Publié le Mercredi 5 février 2025 à 14h08.

La poule aux œufs d’or des formations privées

Si l’ESR public subit crises structurelles et conjoncturelles, les formations supérieures privées en profitent et se développent à grand pas dans un Far West réglementaire orchestré par l’État.

 

Le nombre d’étudiantEs dans le privé progresse largement avec désormais 26 % des étudiantEs inscritEs, contre 20 % en 2017 et 14 % il y a vingt ans. Les subventions directes de l’État ont progressé de 20 % en cinq ans contre 12 % pour le public. Grâce à une politique volontariste de soutien au privé depuis l’arrivée au pouvoir de Macron au pouvoir.

Apprentissage très subventionné et copinage

Dès 2018, Muriel Pénicaud, ministre du Travail, octroyait de généreux financements aux formations privées, notamment à travers l’apprentissage dont le financement est passé de 320 000 euros en 2018 à 835 000 euros en 2022. Avec une prime à l’embauche de 6 000 euros par contrat, de nombreuses entreprises ont profité de ces largesses publiques.

Aujourd’hui, 80 % des formations supérieures par alternance relèvent du privé. Et l’on est loin de l’apprenti formé au sein de la PME locale. Ce sont bel et bien de grands groupes capitalistes qui ont largement su profiter de ce marché ouvert et déréglementé : Galileo (propriété de la holding de la famille Bettencourt), Omnes Education (fonds d’investissement britannique). Ces groupes ont su par ailleurs profiter du pantouflage et du copinage du personnel politique. Muriel Pénicaud, quelques années après avoir ouvert les vannes de l’apprentissage, n’est aujourd’hui rien de moins que… membre du conseil d’administration de Galileo. 

La formation privée encouragée

Avec la mise en place de Parcoursup’ et la sélection à l’entrée de l’université, de nombreux jeunes se tournent vers les formations privées auxquelles la plateforme offre une visibilité sans précédent. Enfin, avec une dépense par étudiantE qui a chuté de 16 % entre 2012 et 2022, les conditions d’accueil au sein des établissements publics ont largement dégradé le service public.
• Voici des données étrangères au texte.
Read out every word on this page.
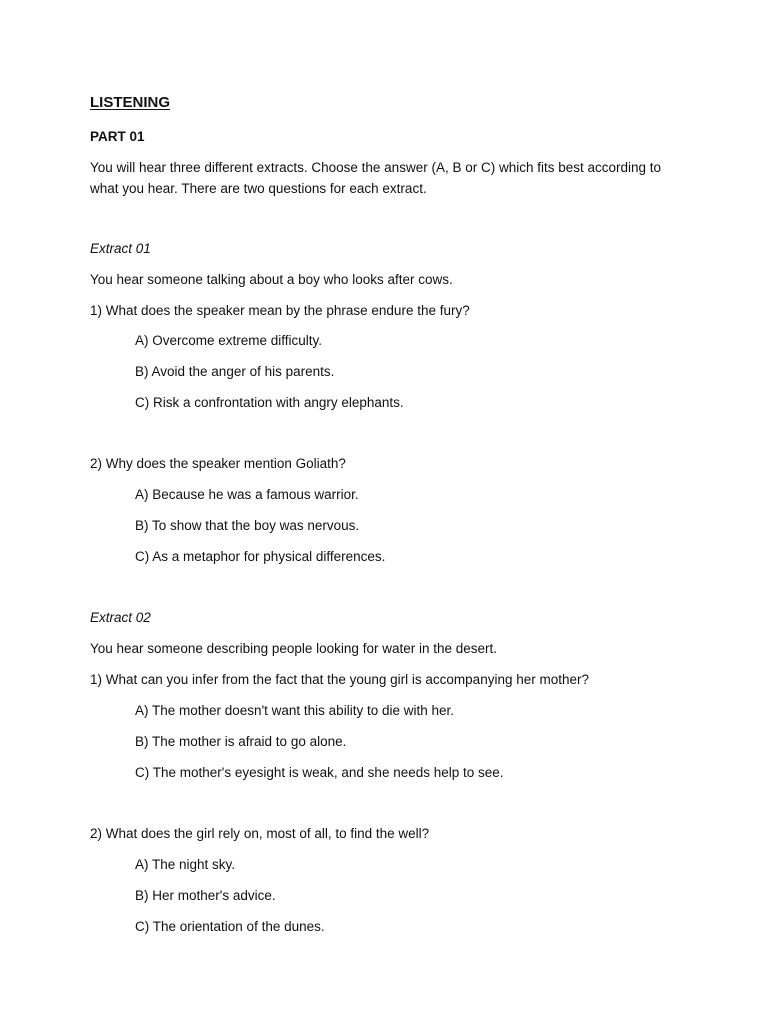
LISTENING
PART 01
You will hear three different extracts. Choose the answer (A, B or C) which fits best according to what you hear. There are two questions for each extract.
Extract 01
You hear someone talking about a boy who looks after cows.
1) What does the speaker mean by the phrase endure the fury?
A) Overcome extreme difficulty.
B) Avoid the anger of his parents.
C) Risk a confrontation with angry elephants.
2) Why does the speaker mention Goliath?
A) Because he was a famous warrior.
B) To show that the boy was nervous.
C) As a metaphor for physical differences.
Extract 02
You hear someone describing people looking for water in the desert.
1) What can you infer from the fact that the young girl is accompanying her mother?
A) The mother doesn't want this ability to die with her.
B) The mother is afraid to go alone.
C) The mother's eyesight is weak, and she needs help to see.
2) What does the girl rely on, most of all, to find the well?
A) The night sky.
B) Her mother's advice.
C) The orientation of the dunes.
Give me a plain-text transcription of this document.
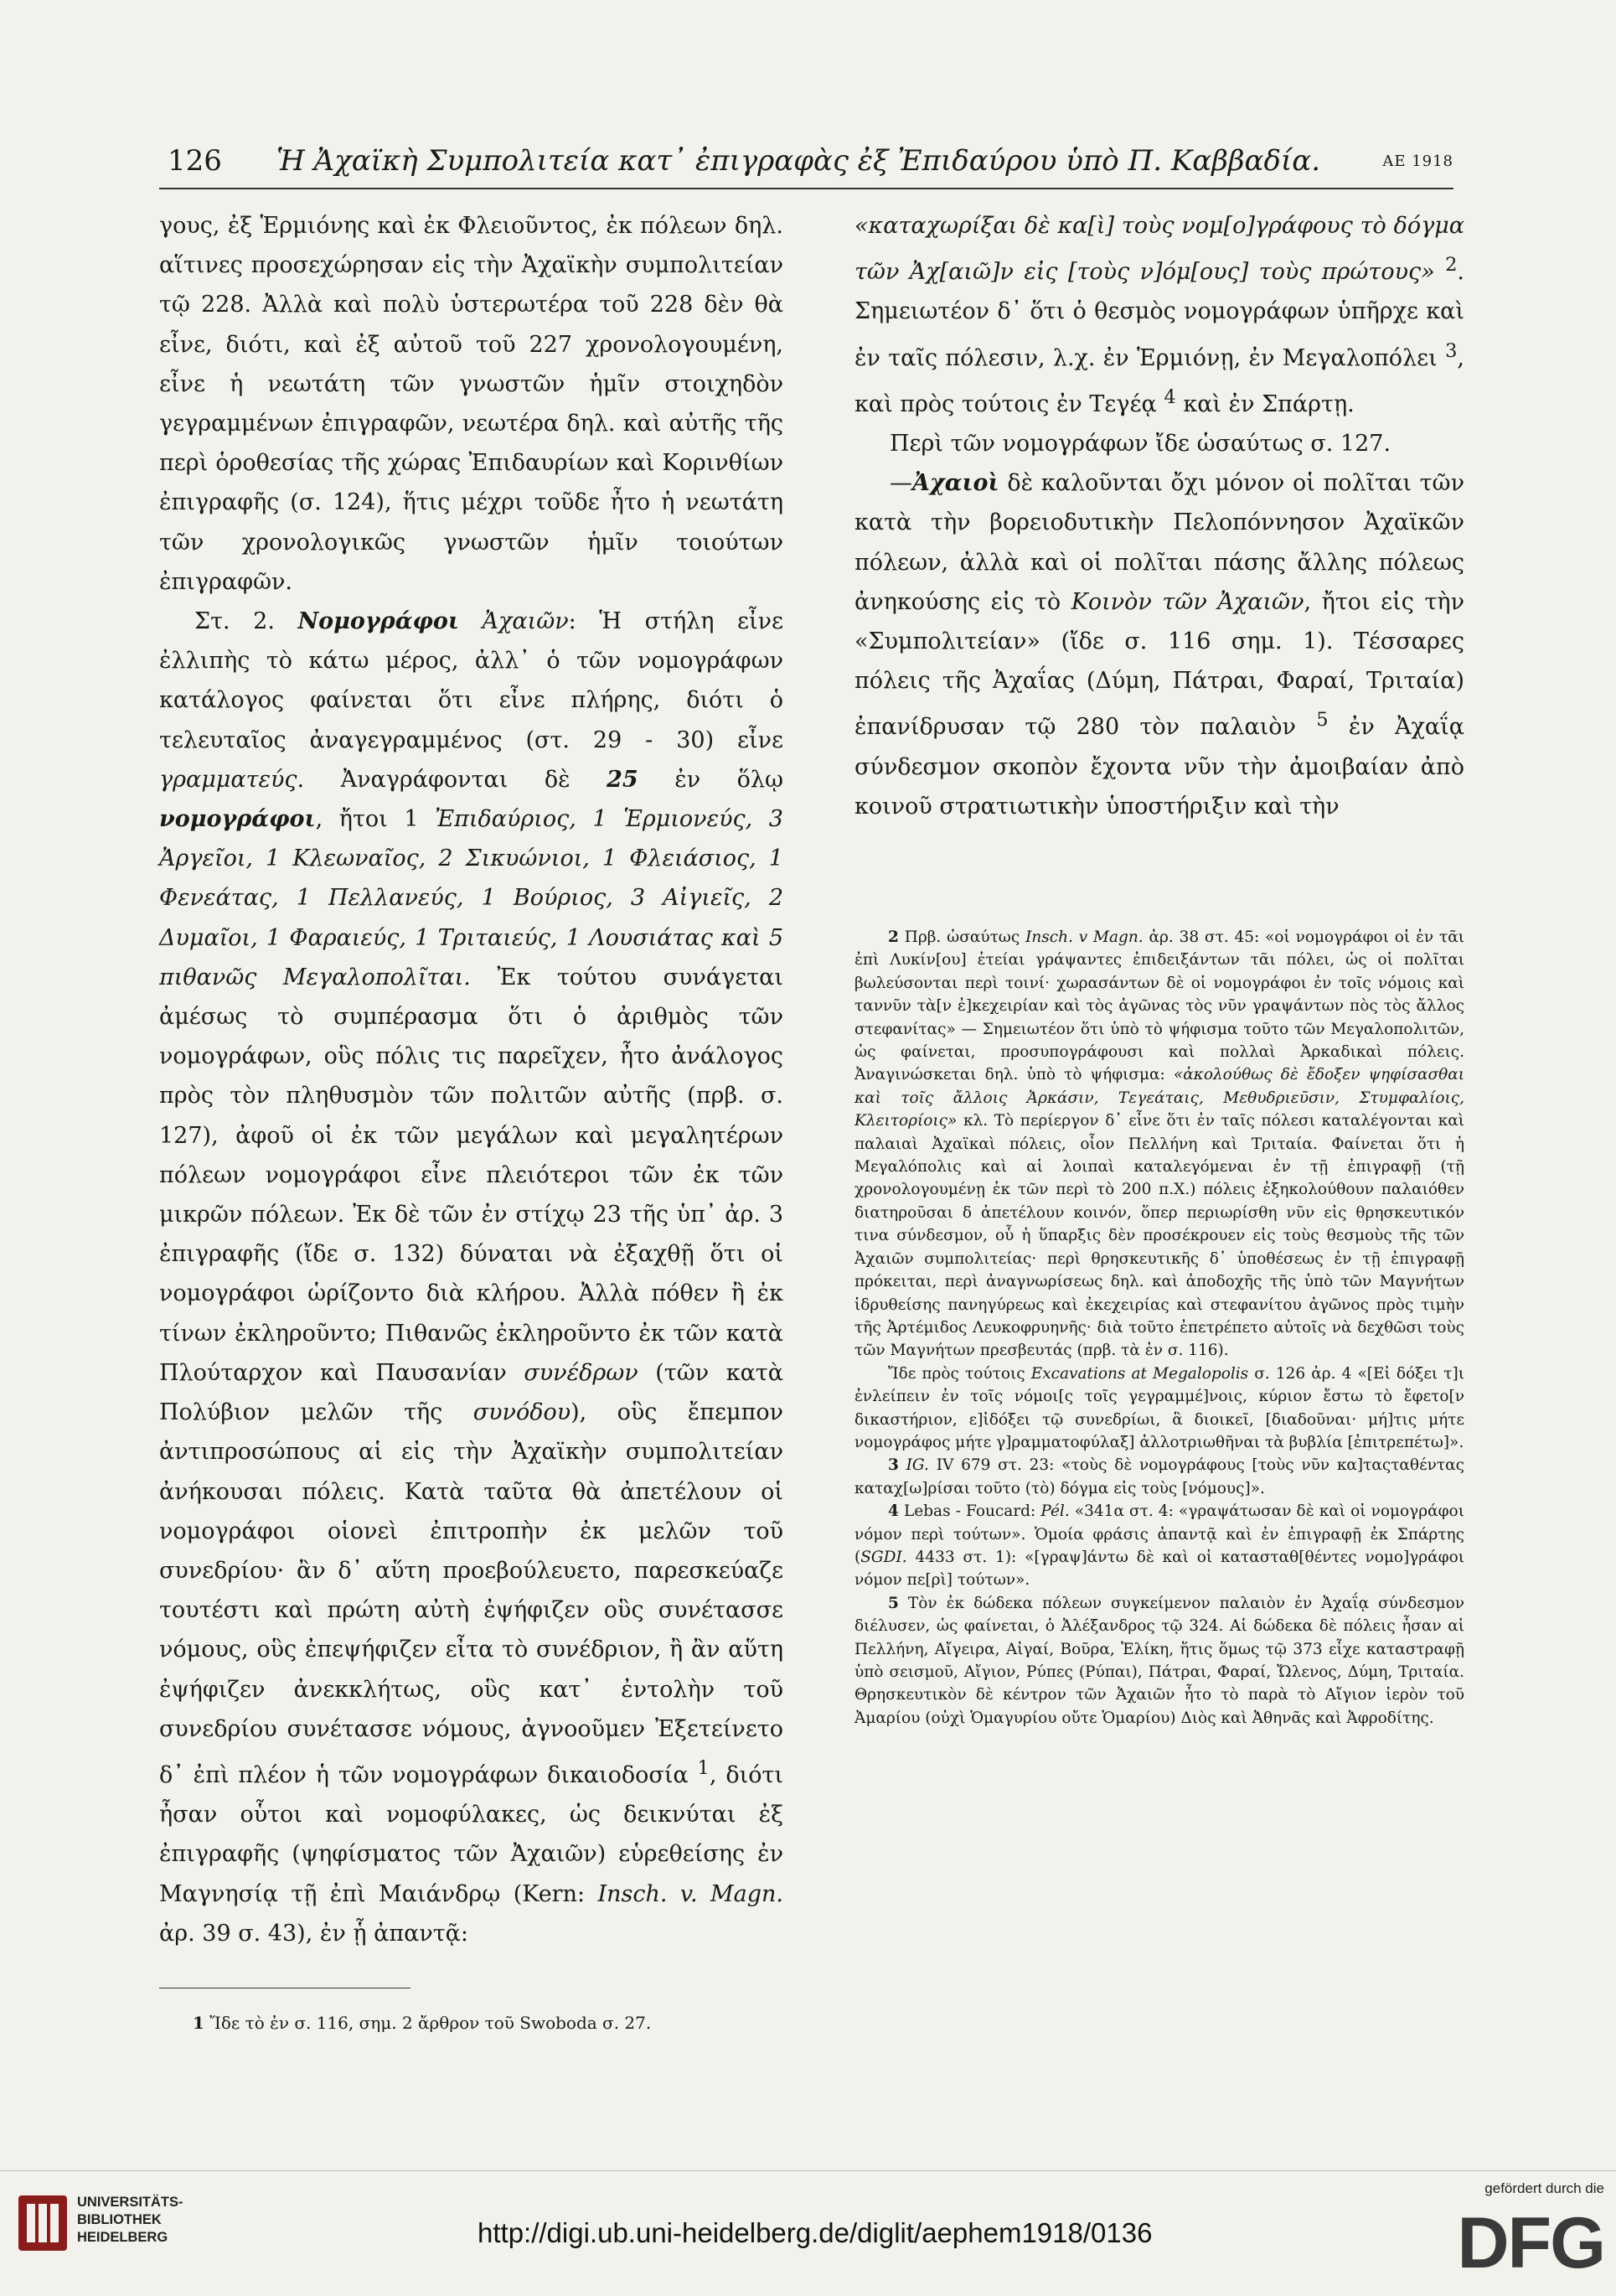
126 Ἡ Ἀχαϊκὴ Συμπολιτεία κατ᾽ ἐπιγραφὰς ἐξ Ἐπιδαύρου ὑπὸ Π. Καββαδία.	ΑΕ 1918

γους, ἐξ Ἑρμιόνης καὶ ἐκ Φλειοῦντος, ἐκ πόλεων δηλ. αἵτινες προσεχώρησαν εἰς τὴν Ἀχαϊκὴν συμπολιτείαν τῷ 228. Ἀλλὰ καὶ πολὺ ὑστερωτέρα τοῦ 228 δὲν θὰ εἶνε, διότι, καὶ ἐξ αὐτοῦ τοῦ 227 χρονολογουμένη, εἶνε ἡ νεωτάτη τῶν γνωστῶν ἡμῖν στοιχηδὸν γεγραμμένων ἐπιγραφῶν, νεωτέρα δηλ. καὶ αὐτῆς τῆς περὶ ὁροθεσίας τῆς χώρας Ἐπιδαυρίων καὶ Κορινθίων ἐπιγραφῆς (σ. 124), ἥτις μέχρι τοῦδε ἦτο ἡ νεωτάτη τῶν χρονολογικῶς γνωστῶν ἡμῖν τοιούτων ἐπιγραφῶν.

Στ. 2. Νομογράφοι Ἀχαιῶν: Ἡ στήλη εἶνε ἐλλιπὴς τὸ κάτω μέρος, ἀλλ᾽ ὁ τῶν νομογράφων κατάλογος φαίνεται ὅτι εἶνε πλήρης, διότι ὁ τελευταῖος ἀναγεγραμμένος (στ. 29 - 30) εἶνε γραμματεύς. Ἀναγράφονται δὲ 25 ἐν ὅλῳ νομογράφοι, ἤτοι 1 Ἐπιδαύριος, 1 Ἑρμιονεύς, 3 Ἀργεῖοι, 1 Κλεωναῖος, 2 Σικυώνιοι, 1 Φλειάσιος, 1 Φενεάτας, 1 Πελλανεύς, 1 Βούριος, 3 Αἰγιεῖς, 2 Δυμαῖοι, 1 Φαραιεύς, 1 Τριταιεύς, 1 Λουσιάτας καὶ 5 πιθανῶς Μεγαλοπολῖται. Ἐκ τούτου συνάγεται ἀμέσως τὸ συμπέρασμα ὅτι ὁ ἀριθμὸς τῶν νομογράφων, οὓς πόλις τις παρεῖχεν, ἦτο ἀνάλογος πρὸς τὸν πληθυσμὸν τῶν πολιτῶν αὐτῆς (πρβ. σ. 127), ἀφοῦ οἱ ἐκ τῶν μεγάλων καὶ μεγαλητέρων πόλεων νομογράφοι εἶνε πλειότεροι τῶν ἐκ τῶν μικρῶν πόλεων. Ἐκ δὲ τῶν ἐν στίχῳ 23 τῆς ὑπ᾽ ἀρ. 3 ἐπιγραφῆς (ἴδε σ. 132) δύναται νὰ ἐξαχθῇ ὅτι οἱ νομογράφοι ὡρίζοντο διὰ κλήρου. Ἀλλὰ πόθεν ἢ ἐκ τίνων ἐκληροῦντο; Πιθανῶς ἐκληροῦντο ἐκ τῶν κατὰ Πλούταρχον καὶ Παυσανίαν συνέδρων (τῶν κατὰ Πολύβιον μελῶν τῆς συνόδου), οὓς ἔπεμπον ἀντιπροσώπους αἱ εἰς τὴν Ἀχαϊκὴν συμπολιτείαν ἀνήκουσαι πόλεις. Κατὰ ταῦτα θὰ ἀπετέλουν οἱ νομογράφοι οἱονεὶ ἐπιτροπὴν ἐκ μελῶν τοῦ συνεδρίου· ἂν δ᾽ αὕτη προεβούλευετο, παρεσκεύαζε τουτέστι καὶ πρώτη αὐτὴ ἐψήφιζεν οὓς συνέτασσε νόμους, οὓς ἐπεψήφιζεν εἶτα τὸ συνέδριον, ἢ ἂν αὕτη ἐψήφιζεν ἀνεκκλήτως, οὓς κατ᾽ ἐντολὴν τοῦ συνεδρίου συνέτασσε νόμους, ἀγνοοῦμεν Ἐξετείνετο δ᾽ ἐπὶ πλέον ἡ τῶν νομογράφων δικαιοδοσία $^1$, διότι ἦσαν οὗτοι καὶ νομοφύλακες, ὡς δεικνύται ἐξ ἐπιγραφῆς (ψηφίσματος τῶν Ἀχαιῶν) εὑρεθείσης ἐν Μαγνησίᾳ τῇ ἐπὶ Μαιάνδρῳ (Kern: Insch. v. Magn. ἀρ. 39 σ. 43), ἐν ᾗ ἀπαντᾷ:

1 Ἴδε τὸ ἐν σ. 116, σημ. 2 ἄρθρον τοῦ Swoboda σ. 27.

«καταχωρίξαι δὲ κα[ὶ] τοὺς νομ[ο]γράφους τὸ δόγμα τῶν Ἀχ[αιῶ]ν εἰς [τοὺς ν]όμ[ους] τοὺς πρώτους» $^2$. Σημειωτέον δ᾽ ὅτι ὁ θεσμὸς νομογράφων ὑπῆρχε καὶ ἐν ταῖς πόλεσιν, λ.χ. ἐν Ἑρμιόνῃ, ἐν Μεγαλοπόλει $^3$, καὶ πρὸς τούτοις ἐν Τεγέᾳ $^4$ καὶ ἐν Σπάρτῃ.

Περὶ τῶν νομογράφων ἴδε ὡσαύτως σ. 127.

—Ἀχαιοὶ δὲ καλοῦνται ὄχι μόνον οἱ πολῖται τῶν κατὰ τὴν βορειοδυτικὴν Πελοπόννησον Ἀχαϊκῶν πόλεων, ἀλλὰ καὶ οἱ πολῖται πάσης ἄλλης πόλεως ἀνηκούσης εἰς τὸ Κοινὸν τῶν Ἀχαιῶν, ἤτοι εἰς τὴν «Συμπολιτείαν» (ἴδε σ. 116 σημ. 1). Τέσσαρες πόλεις τῆς Ἀχαΐας (Δύμη, Πάτραι, Φαραί, Τριταία) ἐπανίδρυσαν τῷ 280 τὸν παλαιὸν $^5$ ἐν Ἀχαΐᾳ σύνδεσμον σκοπὸν ἔχοντα νῦν τὴν ἀμοιβαίαν ἀπὸ κοινοῦ στρατιωτικὴν ὑποστήριξιν καὶ τὴν

2 Πρβ. ὡσαύτως Insch. v Magn. ἀρ. 38 στ. 45: «οἱ νομογράφοι οἱ ἐν τᾶι ἐπὶ Λυκίν[ου] ἐτείαι γράψαντες ἐπιδειξάντων τᾶι πόλει, ὡς οἱ πολῖται βωλεύσονται περὶ τοινί· χωρασάντων δὲ οἱ νομογράφοι ἐν τοῖς νόμοις καὶ ταννῦν τὰ[ν ἐ]κεχειρίαν καὶ τὸς ἀγῶνας τὸς νῦν γραψάντων πὸς τὸς ἄλλος στεφανίτας» — Σημειωτέον ὅτι ὑπὸ τὸ ψήφισμα τοῦτο τῶν Μεγαλοπολιτῶν, ὡς φαίνεται, προσυπογράφουσι καὶ πολλαὶ Ἀρκαδικαὶ πόλεις. Ἀναγινώσκεται δηλ. ὑπὸ τὸ ψήφισμα: «ἀκολούθως δὲ ἔδοξεν ψηφίσασθαι καὶ τοῖς ἄλλοις Ἀρκάσιν, Τεγεάταις, Μεθυδριεῦσιν, Στυμφαλίοις, Κλειτορίοις» κλ. Τὸ περίεργον δ᾽ εἶνε ὅτι ἐν ταῖς πόλεσι καταλέγονται καὶ παλαιαὶ Ἀχαϊκαὶ πόλεις, οἷον Πελλήνη καὶ Τριταία. Φαίνεται ὅτι ἡ Μεγαλόπολις καὶ αἱ λοιπαὶ καταλεγόμεναι ἐν τῇ ἐπιγραφῇ (τῇ χρονολογουμένῃ ἐκ τῶν περὶ τὸ 200 π.Χ.) πόλεις ἐξηκολούθουν παλαιόθεν διατηροῦσαι δ ἀπετέλουν κοινόν, ὅπερ περιωρίσθη νῦν εἰς θρησκευτικόν τινα σύνδεσμον, οὗ ἡ ὕπαρξις δὲν προσέκρουεν εἰς τοὺς θεσμοὺς τῆς τῶν Ἀχαιῶν συμπολιτείας· περὶ θρησκευτικῆς δ᾽ ὑποθέσεως ἐν τῇ ἐπιγραφῇ πρόκειται, περὶ ἀναγνωρίσεως δηλ. καὶ ἀποδοχῆς τῆς ὑπὸ τῶν Μαγνήτων ἱδρυθείσης πανηγύρεως καὶ ἐκεχειρίας καὶ στεφανίτου ἀγῶνος πρὸς τιμὴν τῆς Ἀρτέμιδος Λευκοφρυηνῆς· διὰ τοῦτο ἐπετρέπετο αὐτοῖς νὰ δεχθῶσι τοὺς τῶν Μαγνήτων πρεσβευτάς (πρβ. τὰ ἐν σ. 116).

Ἴδε πρὸς τούτοις Excavations at Megalopolis σ. 126 ἀρ. 4 «[Εἰ δόξει τ]ι ἐνλείπειν ἐν τοῖς νόμοι[ς τοῖς γεγραμμέ]νοις, κύριον ἔστω τὸ ἔφετο[ν δικαστήριον, ε]ἰδόξει τῷ συνεδρίωι, ἃ διοικεῖ, [διαδοῦναι· μή]τις μήτε νομογράφος μήτε γ]ραμματοφύλαξ] ἀλλοτριωθῆναι τὰ βυβλία [ἐπιτρεπέτω]».

3 IG. IV 679 στ. 23: «τοὺς δὲ νομογράφους [τοὺς νῦν κα]ταςταθέντας καταχ[ω]ρίσαι τοῦτο (τὸ) δόγμα εἰς τοὺς [νόμους]».

4 Lebas - Foucard: Pél. «341α στ. 4: «γραψάτωσαν δὲ καὶ οἱ νομογράφοι νόμον περὶ τούτων». Ὁμοία φράσις ἀπαντᾷ καὶ ἐν ἐπιγραφῇ ἐκ Σπάρτης (SGDI. 4433 στ. 1): «[γραψ]άντω δὲ καὶ οἱ κατασταθ[θέντες νομο]γράφοι νόμον πε[ρὶ] τούτων».

5 Τὸν ἐκ δώδεκα πόλεων συγκείμενον παλαιὸν ἐν Ἀχαΐᾳ σύνδεσμον διέλυσεν, ὡς φαίνεται, ὁ Ἀλέξανδρος τῷ 324. Αἱ δώδεκα δὲ πόλεις ἦσαν αἱ Πελλήνη, Αἴγειρα, Αἰγαί, Βοῦρα, Ἑλίκη, ἥτις ὅμως τῷ 373 εἶχε καταστραφῇ ὑπὸ σεισμοῦ, Αἴγιον, Ρύπες (Ρύπαι), Πάτραι, Φαραί, Ὤλενος, Δύμη, Τριταία. Θρησκευτικὸν δὲ κέντρον τῶν Ἀχαιῶν ἦτο τὸ παρὰ τὸ Αἴγιον ἱερὸν τοῦ Ἀμαρίου (οὐχὶ Ὁμαγυρίου οὔτε Ὁμαρίου) Διὸς καὶ Ἀθηνᾶς καὶ Ἀφροδίτης.

UNIVERSITÄTS-
BIBLIOTHEK
HEIDELBERG	http://digi.ub.uni-heidelberg.de/diglit/aephem1918/0136
gefördert durch die
DFG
L’argent public coule à flots pour ces formations privées : pas moins de 25 milliards d’euros pour l’apprentissage, soit le même volume que le budget du ministère de l’ESR. À travers ce transfert d’argent public massif vers des groupes capitalistes opéré par Macron et ses gouvernements, la phrase du Manifeste du parti communiste prend tout son sens : « Un gouvernement moderne n’est qu’un comité qui administre les affaires communes de toute la classe bourgeoise ».

Et tandis que les actionnaires se gavent, les étudiantEs trinquent : appellations mensongères de diplômes, formations en distanciel, reconnaissances trompeuses, frais d’inscription frauduleux…. Pour la Direction des fraudes, 30 % des écoles privées ont des pratiques commerciales trompeuses/douteuses, soutenues par un marketing commercial agressif.

Dès la fin des années 1990, le patronat et ses relais institutionnels œuvraient à créer une « économie de la connaissance » et un grand « marché des services d’enseignement ». Vingt ans plus tard, la destruction du service public de l’ESR est largement entamée, les formations très nettement adossées à des finalités professionnelles directes pour les besoins du patronat, l’État organisant la socialisation des pertes et la privatisation des profits.

Personnels, étudiantEs, familles doivent se mobiliser pour mettre fin à cette vente à la découpe qui ne profitera ni à l’enseignement ni à la recherche.